Monday 21 March 2022

you receive a letter containing the date and cause of your death. it would be a shame to die with money in the bank

'so that was their life, as they lived it.' - georges perec, things. 

a small child runs to pick up a stick with great excitement (the urge towards tool use is strong in this one). 

it's the fourth week of march. (remember there are 52 weeks in the year so there should be 13 four-week months but instead there are 12 months so we must (perforce) have 4 five week months in the year to get things to add up. calendars are strange, bodged  things.

which months get declared five-week months is a strange iterative process. the months have a fixed number of days but what day of the week they start on, and thus how likely you are to claim them as five-week months at the expense of the succeeding month, varies. 

it's two years since horsemouth's pandemic got real. 

mike T came round to visit (last visit before lockdown).

'how do you think it will go?' - horsemouth

'we will all emerge from it better people' - mike T

'oh jesus christ... oh no' - muttered horsemouth

in robert shearman's short story mortal coil everyone on the earth receives a letter with the date and cause of their death. at first all it causes is people to drive more dangerously and smoke more (if they aren't going to die by that means then why not?) but then it causes people to re-assess their lives and change them.

of course we are still in the region of radical uncertainty (not to mention bargaining). people wish to believe that the variants are getting milder and they also wish to believe that it is, if not over, then on its way to being over. they think we have reached an acceptable level of death and incapacity (which we don't talk about). 

the level of death is now so acceptable some have started a war to help it along.

of course it is not over. it is just getting settled in for the long run.  

the apocalypse he would have chosen turns into the retirement he would have chosen. 

horsemouth remembers his (post- financial crash) discussion of 'zombie' firms and 'zombie' jobs - kept alive by low interest rates and institutional inertia (it turns out his job was one of them). 

to horsemouth what it does is alter the relationship with retirement and likely length of life. 

horsemouth (despite being a puritan) has never been about work for work's sake (he's a lazy sod fundamentally) - he works to earn a living. currently he is rinsing his redundancy payment and the portion of pension taken in advance (bad idea) and a small, beer-money sized, works pension that could be taken early. 

horsemouth's chance of reaching state pension age has gone down (what with a chronic respiratory disease on the march through the population) and the amount of time he will get to 'enjoy' his pension has decreased. as he joked recently it would be a shame to die with money in the bank. 
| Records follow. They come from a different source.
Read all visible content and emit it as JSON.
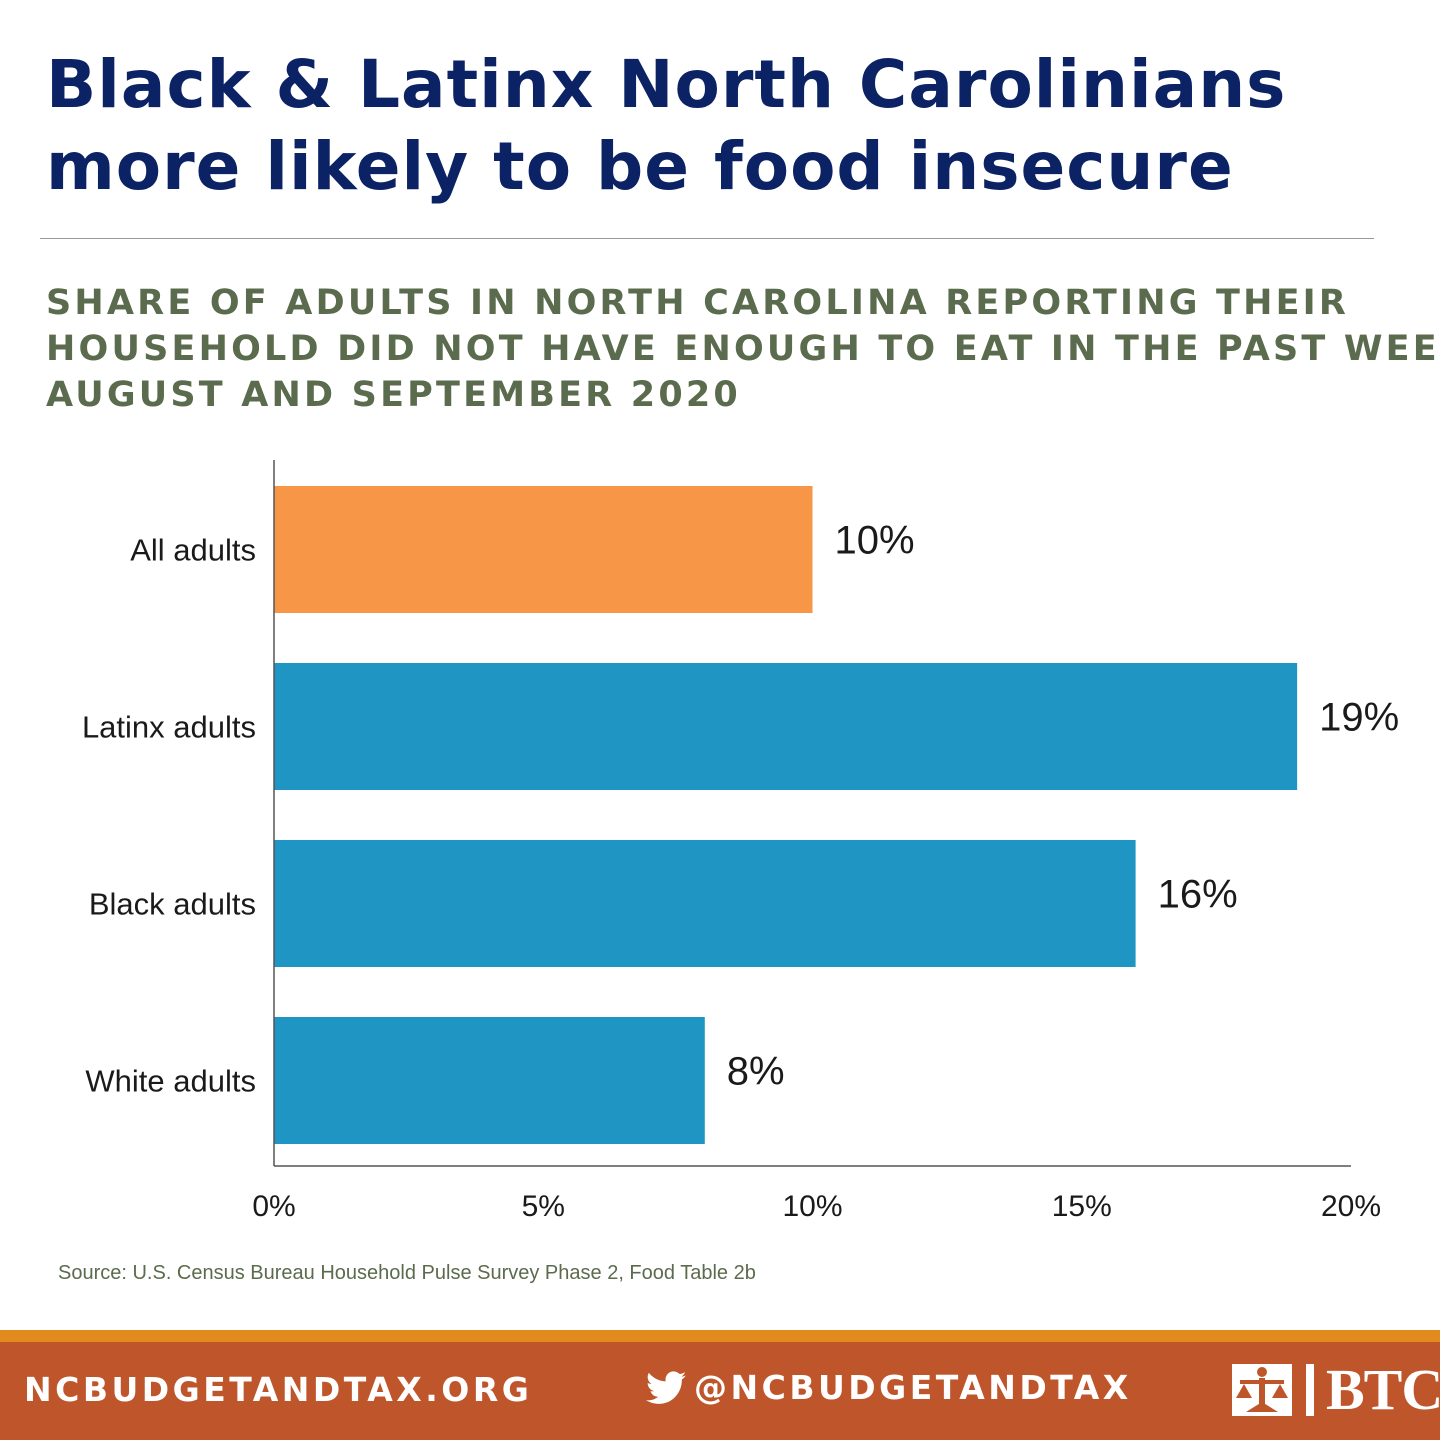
{
  "title": {
    "line1": "Black & Latinx North Carolinians",
    "line2": "more likely to be food insecure"
  },
  "subtitle": {
    "line1": "SHARE OF ADULTS IN NORTH CAROLINA REPORTING THEIR",
    "line2": "HOUSEHOLD DID NOT HAVE ENOUGH TO EAT IN THE PAST WEEK,",
    "line3": "AUGUST AND SEPTEMBER 2020"
  },
  "chart_data": {
    "type": "bar",
    "orientation": "horizontal",
    "categories": [
      "All adults",
      "Latinx adults",
      "Black adults",
      "White adults"
    ],
    "values": [
      10,
      19,
      16,
      8
    ],
    "value_labels": [
      "10%",
      "19%",
      "16%",
      "8%"
    ],
    "colors": [
      "#f79646",
      "#1f95c3",
      "#1f95c3",
      "#1f95c3"
    ],
    "xlim": [
      0,
      20
    ],
    "xticks": [
      0,
      5,
      10,
      15,
      20
    ],
    "xtick_labels": [
      "0%",
      "5%",
      "10%",
      "15%",
      "20%"
    ],
    "grid": false,
    "legend": "none"
  },
  "source": "Source: U.S. Census Bureau Household Pulse Survey Phase 2, Food Table 2b",
  "footer": {
    "website": "NCBUDGETANDTAX.ORG",
    "twitter_icon": "twitter-bird-icon",
    "twitter_handle": "@NCBUDGETANDTAX",
    "logo_icon": "btc-scales-logo-icon",
    "logo_text": "BTC",
    "stripe_color": "#e38a1e",
    "background_color": "#bf562b"
  }
}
plus it seems like a good time to avoid public transport and office work. 

he is supported in this by the knowledge that his parents (archetypal boomers) retired early. 
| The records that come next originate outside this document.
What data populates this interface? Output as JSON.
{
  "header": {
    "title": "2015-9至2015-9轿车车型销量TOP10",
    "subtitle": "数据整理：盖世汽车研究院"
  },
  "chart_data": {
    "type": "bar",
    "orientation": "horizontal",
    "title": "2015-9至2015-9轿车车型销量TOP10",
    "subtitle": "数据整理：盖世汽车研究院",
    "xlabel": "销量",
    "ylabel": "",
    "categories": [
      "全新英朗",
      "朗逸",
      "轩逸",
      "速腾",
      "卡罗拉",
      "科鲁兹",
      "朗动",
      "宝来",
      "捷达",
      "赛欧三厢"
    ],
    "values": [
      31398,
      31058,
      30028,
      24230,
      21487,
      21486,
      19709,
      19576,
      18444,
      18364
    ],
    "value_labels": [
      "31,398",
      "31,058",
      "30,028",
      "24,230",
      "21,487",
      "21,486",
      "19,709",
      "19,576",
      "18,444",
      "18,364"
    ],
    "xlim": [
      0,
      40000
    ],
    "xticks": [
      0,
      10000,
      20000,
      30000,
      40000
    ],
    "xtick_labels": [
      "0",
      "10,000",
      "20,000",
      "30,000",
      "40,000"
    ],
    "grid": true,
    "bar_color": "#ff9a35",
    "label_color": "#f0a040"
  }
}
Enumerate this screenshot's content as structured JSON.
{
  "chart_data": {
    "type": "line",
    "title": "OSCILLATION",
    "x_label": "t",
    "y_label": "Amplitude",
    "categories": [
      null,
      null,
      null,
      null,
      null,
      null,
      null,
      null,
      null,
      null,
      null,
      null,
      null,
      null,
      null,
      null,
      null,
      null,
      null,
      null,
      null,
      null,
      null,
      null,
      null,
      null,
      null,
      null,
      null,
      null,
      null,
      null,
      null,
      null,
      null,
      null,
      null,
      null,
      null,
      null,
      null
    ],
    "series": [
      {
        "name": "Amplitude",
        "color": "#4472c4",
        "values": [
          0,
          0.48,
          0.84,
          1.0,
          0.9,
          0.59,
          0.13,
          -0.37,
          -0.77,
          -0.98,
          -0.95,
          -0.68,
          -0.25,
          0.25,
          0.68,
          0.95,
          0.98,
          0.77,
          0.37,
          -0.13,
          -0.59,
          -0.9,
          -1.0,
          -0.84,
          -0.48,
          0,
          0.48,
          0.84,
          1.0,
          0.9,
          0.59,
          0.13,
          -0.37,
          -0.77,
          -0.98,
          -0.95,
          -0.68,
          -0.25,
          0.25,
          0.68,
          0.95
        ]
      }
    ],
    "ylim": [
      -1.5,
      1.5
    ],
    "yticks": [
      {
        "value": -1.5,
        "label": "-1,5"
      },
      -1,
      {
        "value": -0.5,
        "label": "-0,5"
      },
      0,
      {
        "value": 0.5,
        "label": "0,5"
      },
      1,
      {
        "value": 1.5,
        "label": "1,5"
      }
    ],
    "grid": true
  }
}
but on the other hand the last time he tried this (a return to dole like levels of inactivity after a period of work) he got bored. 

at the weekend denise will be over to visit, the clocks will go forward(?) - british summer time, and then in the fifth week of the month there's a meeting of the communal endeavour  and a gig by triple negative to end the month.  then there's (continuing the nowruz theme)  sizdebedar - aka. picnic in nature day and the possibility of a week away in the cloud forest (lots of walks, a little light book shopping). 

later in easter hopefully there will be a short but productive recording campaign for musicians of bremen.

hopefully that will be enough entertainment.